Security and Filtering
Well-designed subject hierarchies enable:
- Fine-grained access control per user/account
- Efficient message filtering in JetStream streams
- Clean import/export patterns between accounts
- Logical organization for monitoring and debugging
Location Transparency
One of NATS' key features is location transparency through subject-based addressing:
- Subscriptions automatically propagate across the NATS cluster
- Messages route to all interested subscribers regardless of their location
- No configuration needed for message routing between servers
- Publishers and subscribers don't need to know about each other's location
Wire Taps and Monitoring
The > wildcard enables powerful monitoring capabilities:
- CLI
- JavaScript/TypeScript
- Go
- Python
- Java
- Rust
- C#/.NET
# Monitor all messages in the system (subject to permissions)
nats sub ">"
# Monitor all orders
nats sub "orders.>"
# Monitor specific service communications
nats sub "myservice.>"
// Create a wire tap for monitoring
const sub = nc.subscribe(">");
(async () => {
for await (const msg of sub) {
console.log(`[MONITOR] ${msg.subject}: ${msg.string()}`);
}
})().catch(console.error);
// Create a wire tap for monitoring
nc.Subscribe(">", func(m *nats.Msg) {
fmt.Printf("[MONITOR] %s: %s\n", m.Subject, string(m.Data))
})
# Create a wire tap for monitoring - subscribe to everything
sub = await nc.subscribe(">")
received = asyncio.Event()
seen = 0
async def monitor():
nonlocal seen
async for msg in sub:
seen += 1
print(f"[MONITOR] {msg.subject} --> {msg.data.decode()}")
if seen >= 3:
received.set()
asyncio.create_task(monitor())
await nc.flush()
# Publish a message to various subjects
await nc.publish("hello", b"Hello NATS!")
await nc.publish("event.new", b"click")
await nc.publish("weather.north.fr", "Temperature: 11°C".encode())
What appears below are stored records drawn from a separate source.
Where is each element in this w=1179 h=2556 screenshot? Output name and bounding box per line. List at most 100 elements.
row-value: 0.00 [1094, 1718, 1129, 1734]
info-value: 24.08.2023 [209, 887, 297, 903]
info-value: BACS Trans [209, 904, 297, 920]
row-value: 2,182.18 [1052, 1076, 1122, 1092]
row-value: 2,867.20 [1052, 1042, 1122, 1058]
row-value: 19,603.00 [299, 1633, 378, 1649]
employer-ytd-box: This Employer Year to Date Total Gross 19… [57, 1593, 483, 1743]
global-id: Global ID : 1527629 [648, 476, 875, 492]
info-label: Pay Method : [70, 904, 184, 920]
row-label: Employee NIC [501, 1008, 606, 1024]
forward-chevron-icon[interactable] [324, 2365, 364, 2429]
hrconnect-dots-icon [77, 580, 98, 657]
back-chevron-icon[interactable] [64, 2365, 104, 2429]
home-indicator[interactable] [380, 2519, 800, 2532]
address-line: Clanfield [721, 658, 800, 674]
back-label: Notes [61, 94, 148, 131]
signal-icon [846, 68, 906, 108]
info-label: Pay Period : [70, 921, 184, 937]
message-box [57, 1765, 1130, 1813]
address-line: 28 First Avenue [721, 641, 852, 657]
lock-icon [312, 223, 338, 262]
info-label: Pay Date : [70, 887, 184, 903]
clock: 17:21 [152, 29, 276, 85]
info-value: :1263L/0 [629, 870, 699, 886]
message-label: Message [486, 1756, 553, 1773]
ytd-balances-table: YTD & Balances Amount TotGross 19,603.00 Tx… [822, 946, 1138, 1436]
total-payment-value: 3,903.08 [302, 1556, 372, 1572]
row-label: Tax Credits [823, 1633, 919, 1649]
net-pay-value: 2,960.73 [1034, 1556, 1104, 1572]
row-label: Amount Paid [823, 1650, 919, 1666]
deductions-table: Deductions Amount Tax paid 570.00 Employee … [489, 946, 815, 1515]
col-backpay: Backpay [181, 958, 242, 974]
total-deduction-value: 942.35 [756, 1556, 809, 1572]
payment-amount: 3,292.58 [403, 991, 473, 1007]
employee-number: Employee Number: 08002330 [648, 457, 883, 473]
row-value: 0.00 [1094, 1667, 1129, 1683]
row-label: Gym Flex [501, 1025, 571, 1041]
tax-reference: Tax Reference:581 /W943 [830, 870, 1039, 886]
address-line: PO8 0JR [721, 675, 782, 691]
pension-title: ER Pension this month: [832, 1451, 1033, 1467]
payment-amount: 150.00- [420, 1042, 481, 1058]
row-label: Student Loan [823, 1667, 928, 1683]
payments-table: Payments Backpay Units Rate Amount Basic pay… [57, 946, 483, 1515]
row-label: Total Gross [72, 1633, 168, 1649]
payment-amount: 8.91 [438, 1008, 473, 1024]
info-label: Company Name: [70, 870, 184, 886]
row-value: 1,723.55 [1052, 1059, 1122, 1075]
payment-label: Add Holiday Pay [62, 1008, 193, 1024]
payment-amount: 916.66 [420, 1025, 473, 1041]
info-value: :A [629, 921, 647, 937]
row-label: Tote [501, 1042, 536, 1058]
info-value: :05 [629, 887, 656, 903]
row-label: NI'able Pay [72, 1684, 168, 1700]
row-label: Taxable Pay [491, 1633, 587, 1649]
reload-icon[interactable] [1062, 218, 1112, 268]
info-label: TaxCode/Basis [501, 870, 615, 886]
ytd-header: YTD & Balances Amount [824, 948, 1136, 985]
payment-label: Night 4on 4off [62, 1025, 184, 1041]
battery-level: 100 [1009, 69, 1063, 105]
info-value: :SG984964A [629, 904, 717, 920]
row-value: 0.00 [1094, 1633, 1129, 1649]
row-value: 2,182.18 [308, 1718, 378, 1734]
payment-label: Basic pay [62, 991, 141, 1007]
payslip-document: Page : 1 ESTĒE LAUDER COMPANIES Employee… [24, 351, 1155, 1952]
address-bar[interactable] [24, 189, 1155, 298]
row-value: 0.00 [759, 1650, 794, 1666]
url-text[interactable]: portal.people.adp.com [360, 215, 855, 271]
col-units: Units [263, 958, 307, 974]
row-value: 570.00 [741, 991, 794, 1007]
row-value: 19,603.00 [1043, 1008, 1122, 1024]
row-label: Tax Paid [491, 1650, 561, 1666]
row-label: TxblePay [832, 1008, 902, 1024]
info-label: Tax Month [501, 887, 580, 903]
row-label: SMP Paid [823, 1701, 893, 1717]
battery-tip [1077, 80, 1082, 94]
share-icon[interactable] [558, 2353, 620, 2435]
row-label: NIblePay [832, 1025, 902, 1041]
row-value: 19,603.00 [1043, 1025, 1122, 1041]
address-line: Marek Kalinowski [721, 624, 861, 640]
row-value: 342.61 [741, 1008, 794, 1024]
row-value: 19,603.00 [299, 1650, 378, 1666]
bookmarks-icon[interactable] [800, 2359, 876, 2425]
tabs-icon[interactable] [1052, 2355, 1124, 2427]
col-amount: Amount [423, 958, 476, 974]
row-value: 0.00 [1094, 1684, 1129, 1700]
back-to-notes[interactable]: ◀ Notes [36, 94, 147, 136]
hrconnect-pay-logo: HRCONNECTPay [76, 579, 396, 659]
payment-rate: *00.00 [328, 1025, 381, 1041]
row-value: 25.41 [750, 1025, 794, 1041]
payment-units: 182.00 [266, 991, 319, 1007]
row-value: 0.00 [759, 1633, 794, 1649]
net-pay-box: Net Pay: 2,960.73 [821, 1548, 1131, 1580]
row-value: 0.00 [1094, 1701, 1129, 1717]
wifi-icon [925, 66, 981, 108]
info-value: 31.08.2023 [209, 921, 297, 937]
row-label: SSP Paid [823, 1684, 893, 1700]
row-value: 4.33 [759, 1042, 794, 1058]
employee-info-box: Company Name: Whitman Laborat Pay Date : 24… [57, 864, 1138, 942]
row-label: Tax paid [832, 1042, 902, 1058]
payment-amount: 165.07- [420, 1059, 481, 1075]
print("Waiting for messages...")
await received.wait()
// Asynchronous subscribers require a dispatcher
// Subscribe to everything
CountDownLatch latch = new CountDownLatch(3);
Dispatcher dEverything = nc.createDispatcher(msg -> {
latch.countDown();
System.out.println("[MONITOR] " +
msg.getSubject() + " --> " +
new String(msg.getData(), StandardCharsets.UTF_8));
});
dEverything.subscribe(">");
// Create a wire tap for monitoring
let mut sub = client.subscribe(">").await?;
tokio::spawn(async move {
while let Some(msg) = sub.next().await {
println!(
"[MONITOR] {}: {}",
msg.subject,
String::from_utf8_lossy(&msg.payload)
);
}
});
// Publish to a few subjects so the monitor has something to print
client.publish("orders.new", "Order 1".into()).await?;
client
.publish("sensor.alarm.smoke", "kitchen".into())
.await?;
client
.publish("billing.invoice.paid", "INV-42".into())
.await?;
// Wire tap: subscribe to everything for monitoring
await foreach (var msg in client.SubscribeAsync<string>(">"))
{
output.WriteLine($"[MONITOR] {msg.Subject}: {msg.Data}");
}
Related Concepts
- Publish-Subscribe Basics - Core messaging patterns
- Request-Reply - Synchronous communication using subjects
- Queue Groups - Load balancing with subject subscriptions
Try It Yourself
Experiment with subjects using the NATS CLI:
# Terminal 1: Subscribe with wildcards
nats sub "demo.>"
# Terminal 2: Publish to various subjects
nats pub demo.test "Hello"
nats pub demo.test.nested "Nested message"
nats pub demo.another.topic "Another topic"
Each message published in Terminal 2 will be received by the wildcard subscription in Terminal 1, demonstrating how subject hierarchies and wildcards work together.